Wellness am Roten Brückengraben
Wir biegen in den Roten Brückengraben ein, der zwar ziemlich gerade, aber durch den interessanten Bewuchs mit Wasserpflanzen recht interessant ist: wir sehen Brunnenkresse, Schilfrohrkolben, Krebsschere, Wasserlinsen, Tausendblatt und Laichkraut.
Pause zum Mittagsschlaf - Picknick
Erstaunlicherweise ist es auch jetzt Anfang Oktober noch fast alles grün, das hat man nicht oft. An einigen Stellen erkennen wir Austritte an beiden Ufern: hier laufen oft Wildschweine durch den kleinen Kanal. Rechts erscheint Wald, dann wieder eine Wiese und dann ist der Wald größer, und auch hier sind wieder die Schweine tätig gewesen. Der linke Wald liegt etwa 200 m abseits, die Wiese lädt uns zum Pause machen und Sonnenbaden ein.
Wiesenglück
Die Rufe eines Schwarzspechts schallen zu uns herüber, ein anderer antwortet aus dem gegenüber liegenden Wald. Auch hier hören wir wieder Kraniche. Aber ansonsten ist es sehr still, keine Zivilisationsgeräusche dringen in unsere Ohren.
Roter Brückengraben
Wir lassen es uns richtig gut gehen und verbringen eine sonnige Zeit auf diese abgeschiedenen Wiese. Das ist viel mehr, als wir von einem Oktoberurlaub in Norddeutschland hätten jemals erwarten können. Als wir dann doch wieder zurück paddeln, steht die Sonne schon recht tief, es ist gegen 16:00 h. Gundula geht duschen und ich beginne schon mal mit dem Kochen.
Trebel
Wir essen unsere Nudeln mit Kohlrabi und etwas Camembert dazu, alles schnell und leicht gekocht. Es macht immer wieder Spaß, im Freien schönes Essen zuzubereiten, und draußen essen schmeckt doppelt schön. Am Abend machen wir noch einen kleinen Landausflug in den nahen Wald, wo es immer was zu erleben gibt. Auch heute treffen wir zwei Rehe, die sich in einer nahen ehemaligen Kiesgrube aufhalten. Sie schauen aus der Ferne zu uns herüber, laufen aber nicht weg. Wieder bei unserem Häuschen, unterhalten wir uns noch ein wenig und gehen dann schnell schlafen.

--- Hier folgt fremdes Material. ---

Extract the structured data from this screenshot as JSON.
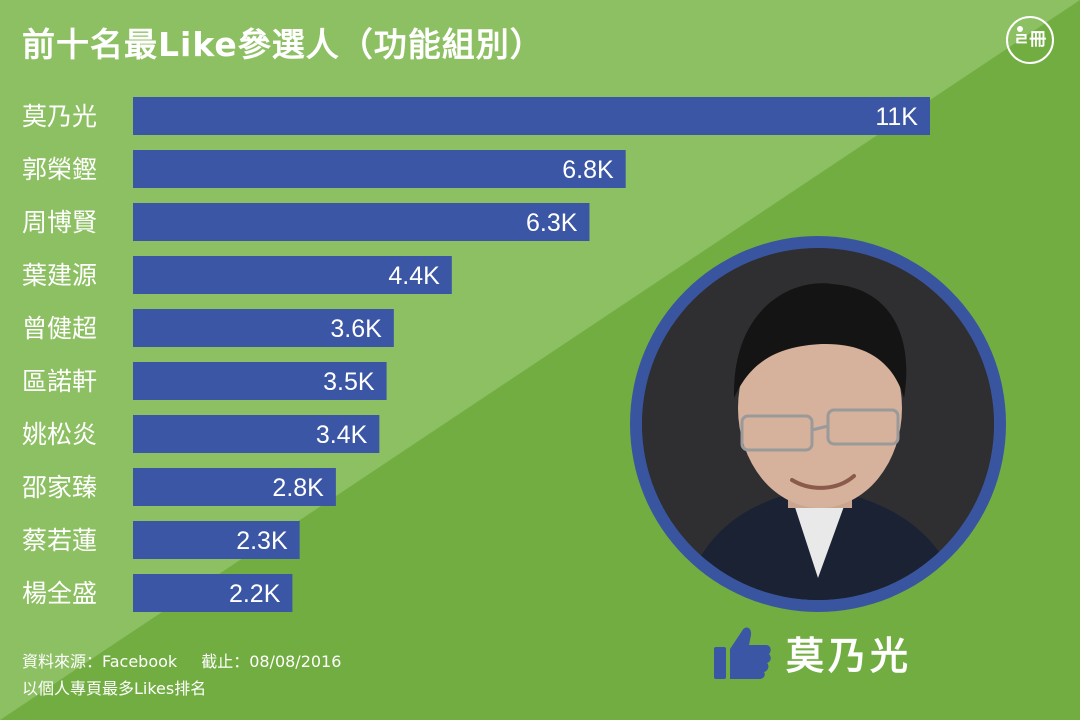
{
  "title": "前十名最Like參選人（功能組別）",
  "logo_text": "ㄹ冊",
  "colors": {
    "bg_light": "#8dc063",
    "bg_dark": "#72ad42",
    "bar": "#3a56a4",
    "text": "#ffffff",
    "photo_frame": "#3a55a0"
  },
  "chart_data": {
    "type": "bar",
    "orientation": "horizontal",
    "title": "前十名最Like參選人（功能組別）",
    "categories": [
      "莫乃光",
      "郭榮鏗",
      "周博賢",
      "葉建源",
      "曾健超",
      "區諾軒",
      "姚松炎",
      "邵家臻",
      "蔡若蓮",
      "楊全盛"
    ],
    "values": [
      11000,
      6800,
      6300,
      4400,
      3600,
      3500,
      3400,
      2800,
      2300,
      2200
    ],
    "value_labels": [
      "11K",
      "6.8K",
      "6.3K",
      "4.4K",
      "3.6K",
      "3.5K",
      "3.4K",
      "2.8K",
      "2.3K",
      "2.2K"
    ],
    "xlim": [
      0,
      11000
    ],
    "grid": false
  },
  "featured": {
    "name": "莫乃光",
    "icon": "thumbs-up-icon"
  },
  "footer": {
    "source": "資料來源：Facebook",
    "cutoff": "截止：08/08/2016",
    "note": "以個人專頁最多Likes排名"
  }
}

(Hier findet Ihr eine komplette systematische Beschreibung der Trebel als Kanugewässer in unserem Informationsportal für Wasserwanderer)

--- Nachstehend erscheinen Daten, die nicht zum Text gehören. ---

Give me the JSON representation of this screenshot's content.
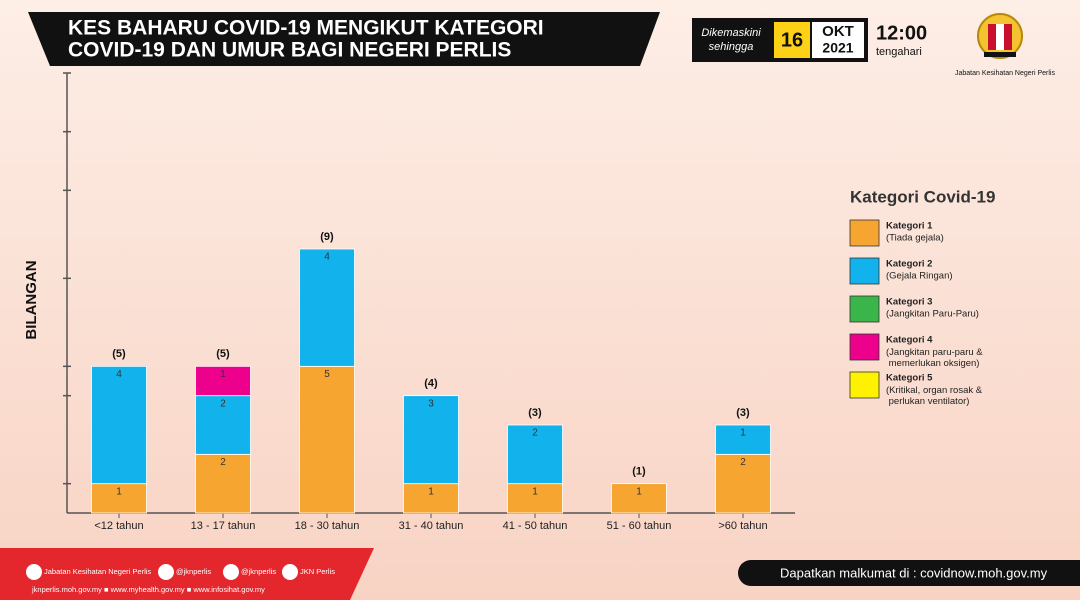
{
  "header": {
    "title_lines": [
      "KES BAHARU COVID-19 MENGIKUT KATEGORI",
      "COVID-19 DAN UMUR BAGI NEGERI PERLIS"
    ],
    "updated_label": [
      "Dikemaskini",
      "sehingga"
    ],
    "day": "16",
    "month": "OKT",
    "year": "2021",
    "time": "12:00",
    "time_note": "tengahari",
    "department": "Jabatan Kesihatan Negeri Perlis"
  },
  "chart_data": {
    "type": "stacked_bar",
    "y_label": "BILANGAN",
    "legend_title": "Kategori Covid-19",
    "categories": [
      "<12 tahun",
      "13 - 17 tahun",
      "18 - 30 tahun",
      "31 - 40 tahun",
      "41 - 50 tahun",
      "51 - 60 tahun",
      ">60 tahun"
    ],
    "series": [
      {
        "name": "Kategori 1",
        "description": "(Tiada gejala)",
        "color": "#f6a531",
        "values": [
          1,
          2,
          5,
          1,
          1,
          1,
          2
        ]
      },
      {
        "name": "Kategori 2",
        "description": "(Gejala Ringan)",
        "color": "#12b2ec",
        "values": [
          4,
          2,
          4,
          3,
          2,
          null,
          1
        ]
      },
      {
        "name": "Kategori 3",
        "description": "(Jangkitan Paru-Paru)",
        "color": "#3ab54a",
        "values": [
          null,
          null,
          null,
          null,
          null,
          null,
          null
        ]
      },
      {
        "name": "Kategori 4",
        "description": "(Jangkitan paru-paru & memerlukan oksigen)",
        "color": "#ec008c",
        "values": [
          null,
          1,
          null,
          null,
          null,
          null,
          null
        ]
      },
      {
        "name": "Kategori 5",
        "description": "(Kritikal, organ rosak & perlukan ventilator)",
        "color": "#fff200",
        "values": [
          null,
          null,
          null,
          null,
          null,
          null,
          null
        ]
      }
    ],
    "totals": [
      5,
      5,
      9,
      4,
      3,
      1,
      3
    ],
    "total_labels": [
      "(5)",
      "(5)",
      "(9)",
      "(4)",
      "(3)",
      "(1)",
      "(3)"
    ],
    "ylim": [
      0,
      15
    ],
    "yticks": [
      1,
      4,
      5,
      8,
      11,
      13,
      15
    ]
  },
  "footer": {
    "social": [
      "Jabatan Kesihatan Negeri Perlis",
      "@jknperlis",
      "@jknperlis",
      "JKN Perlis"
    ],
    "links": "jknperlis.moh.gov.my ■ www.myhealth.gov.my ■ www.infosihat.gov.my",
    "source": "Dapatkan malkumat di : covidnow.moh.gov.my"
  }
}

Ende der Kanutour auf der Trebel
Am Morgen des 9. Oktobers ist klar, daß wir zurück nach Kiel fahren müssen. Da es aber immer noch warmes Wetter ist, nutzen wir unsere Zeit dazu, uns noch ein wenig in der Sternberger Seenlandschaft umzuschauen: die Gegend um Lohmen mit dem Garder See, Woseriner See und Holzsee hat es uns angetan. Wir kennen sie noch nicht, die Bresenitz durchfließt als Nebenfluss der Mildenitz diese Seenkette. Diese sandige, liebliche sehr kleinteilige Hügellandschaft erweist sich als außergewöhnlich schönes Fleckchen Erde, wenngleich die Bresenitz im Sommer viel zu wenig Wasser führt, um sie von den Seen aus herunter zu paddeln. Wir beschließen, später einmal mit Fahrrädern diese ganze Gegend richtig zu erkunden. Damit beenden wir unseren Kurzurlaub zur Silberhochzeit und fahren zurück nach Kiel. Wir sind sehr froh, uns dazu entschlossen zu haben, auch im Oktober noch einmal los zu fahren!